3 de enero de 2004, 4:35 UTC, Spirit, con nombre oficial MER-A, Mars Exploration Rover – A, un robot de la NASA aterriza en Marte. 21 días después lo hará su gemelo Opportunity. Más de 30 años explorando Marte, su órbita y sus condiciones, pero no es un hombre el que pisa este planeta. Para eso faltan al menos 13 años, como pronto en el 2030…

El Apolo XI tenía que ir, pisar la Luna sin accidentes y… volver. Necesitaban al astrofísico venezolano para asegurar la misión y la vida de los astronautas

Héctor Rojas con sus estudiantes en 1974

Héctor Rojas (con corbata) con sus estudiantes en 1974

En poco menos de cinco años, con mucha menos tecnología aeroespacial y de la mano de los militares estadounidenses, un hombre americano pisa la Luna. Casi cincuenta años después con una tecnología infinitamente más avanzada, el hombre no ha pisado Marte. ¿Qué hizo posible lo primero?

En la década de los ’60 la guerra fría pasaba por sus momentos más críticos. El enfrentamiento “silencioso” encabezado por Estados Unidos y la entonces Unión Soviética adquiría cotas realmente preocupantes. La llamada carrera espacial se convertía entonces en una prioridad, en una cuestión geopolítica de primer orden. La tensión adquiría niveles bastante peligrosos.

Había que asegurar la misión no podía ser un fracaso. El Apolo XI tenía que ir, pisar la Luna sin accidentes y… volver. El mundo vivió con auténtica tensión aquellos instantes que realmente vimos en diferido. Estados Unidos necesitaba a los mejores para que la misión fuera un éxito, pero la información no podía filtrarse de ninguna manera al otro lado del muro.

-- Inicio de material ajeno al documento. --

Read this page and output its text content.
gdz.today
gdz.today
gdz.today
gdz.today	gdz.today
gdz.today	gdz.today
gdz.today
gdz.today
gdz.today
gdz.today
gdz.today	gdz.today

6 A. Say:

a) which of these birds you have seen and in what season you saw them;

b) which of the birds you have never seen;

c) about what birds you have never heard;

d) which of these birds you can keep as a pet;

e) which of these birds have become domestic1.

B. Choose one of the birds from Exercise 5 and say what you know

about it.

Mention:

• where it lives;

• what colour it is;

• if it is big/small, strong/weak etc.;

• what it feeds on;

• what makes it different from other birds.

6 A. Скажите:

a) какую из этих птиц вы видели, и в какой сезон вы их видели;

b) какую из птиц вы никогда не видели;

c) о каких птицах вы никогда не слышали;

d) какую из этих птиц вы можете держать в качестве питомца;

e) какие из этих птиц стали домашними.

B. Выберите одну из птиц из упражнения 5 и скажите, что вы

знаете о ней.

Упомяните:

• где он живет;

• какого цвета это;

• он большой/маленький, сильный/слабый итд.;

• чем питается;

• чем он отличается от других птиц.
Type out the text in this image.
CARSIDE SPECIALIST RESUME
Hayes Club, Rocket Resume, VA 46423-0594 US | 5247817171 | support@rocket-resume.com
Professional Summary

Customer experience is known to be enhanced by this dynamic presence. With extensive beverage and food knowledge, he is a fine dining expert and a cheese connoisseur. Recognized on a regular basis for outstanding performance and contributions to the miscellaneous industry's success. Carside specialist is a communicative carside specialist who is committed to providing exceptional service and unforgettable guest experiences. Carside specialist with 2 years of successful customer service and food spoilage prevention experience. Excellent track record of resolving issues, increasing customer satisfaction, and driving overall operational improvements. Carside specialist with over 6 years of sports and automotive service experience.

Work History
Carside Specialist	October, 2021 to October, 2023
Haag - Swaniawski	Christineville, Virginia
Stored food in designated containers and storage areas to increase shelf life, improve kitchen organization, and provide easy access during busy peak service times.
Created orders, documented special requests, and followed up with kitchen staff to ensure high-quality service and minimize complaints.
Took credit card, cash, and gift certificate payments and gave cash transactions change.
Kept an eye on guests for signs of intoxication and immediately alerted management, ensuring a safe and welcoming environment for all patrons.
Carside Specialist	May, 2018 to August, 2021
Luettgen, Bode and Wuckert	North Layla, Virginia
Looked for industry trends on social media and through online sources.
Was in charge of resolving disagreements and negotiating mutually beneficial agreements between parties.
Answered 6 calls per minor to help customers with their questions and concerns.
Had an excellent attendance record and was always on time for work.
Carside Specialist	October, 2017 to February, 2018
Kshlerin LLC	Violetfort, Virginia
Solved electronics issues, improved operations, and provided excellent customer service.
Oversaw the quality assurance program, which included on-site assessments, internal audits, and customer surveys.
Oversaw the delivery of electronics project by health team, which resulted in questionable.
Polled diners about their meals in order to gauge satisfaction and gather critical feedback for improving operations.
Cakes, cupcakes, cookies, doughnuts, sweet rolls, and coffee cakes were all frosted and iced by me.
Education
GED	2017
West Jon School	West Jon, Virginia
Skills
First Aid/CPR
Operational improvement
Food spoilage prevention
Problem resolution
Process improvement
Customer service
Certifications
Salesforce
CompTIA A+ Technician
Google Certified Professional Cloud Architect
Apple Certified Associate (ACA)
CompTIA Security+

1966. Héctor Rojas, un astrofísico venezolano, Magna cum laude en 1956 en Física y Matemáticas por la prestigiosa Universidad de La Sorbona, descubre lo que se llamará el “método Rojas”, una técnica matemática que permite analizar las imágenes alrededor de la Luna, su temperatura, su topografía… Estos novedosos cálculos harían posible alunizar en el satélite terrestre sin peligro para la vida de los astronautas. Había que integrar a este hombre en el Programa Apolo.

“Sus valiosas aportaciones al programa espacial estadounidense fueron borradas de la historia con la complicidad de altos funcionarios públicos”

El astrofísico Héctor Rojas, cum laude por La Sorbona (París).

El astrofísico Héctor Rojas, cum laude por la Universidad de La Sorbona (París).

Pero su carrera será de corto recorrido, a pesar de que sin él probablemente la llegada a la Luna no se recordaría como la conocemos actualmente.

Hoy en día ni en la NASA, ni en la OTAN, ni siquiera en las instituciones de Venezuela, hay rastro de este genio astrofísico, nadie ha oído hablar de esta pieza clave en el mayor acontecimiento de la historia de la Humanidad. No existe. No figura.  “Borraron” de la Historia su expediente y sus logros. Incluso… le “borraron a él la memoria”. ¿Por qué?

El divulgador científico Pierre Monteagudo le conoció personalmente. Tuvo acceso a documentos e información privilegiada. Y ha dedicado su vida a probar, según sus propias palabras, que “el astrofísico venezolano Héctor R. Rojas fue víctima de los poderes que gobiernan en la sombra y que sus valiosas aportaciones al programa espacial estadounidense fueron borradas de la historia con la complicidad de altos funcionarios públicos”. Y toda esta investigación la recoge en su libro “Expediente Rojas. Nasa reports 1/2/3”.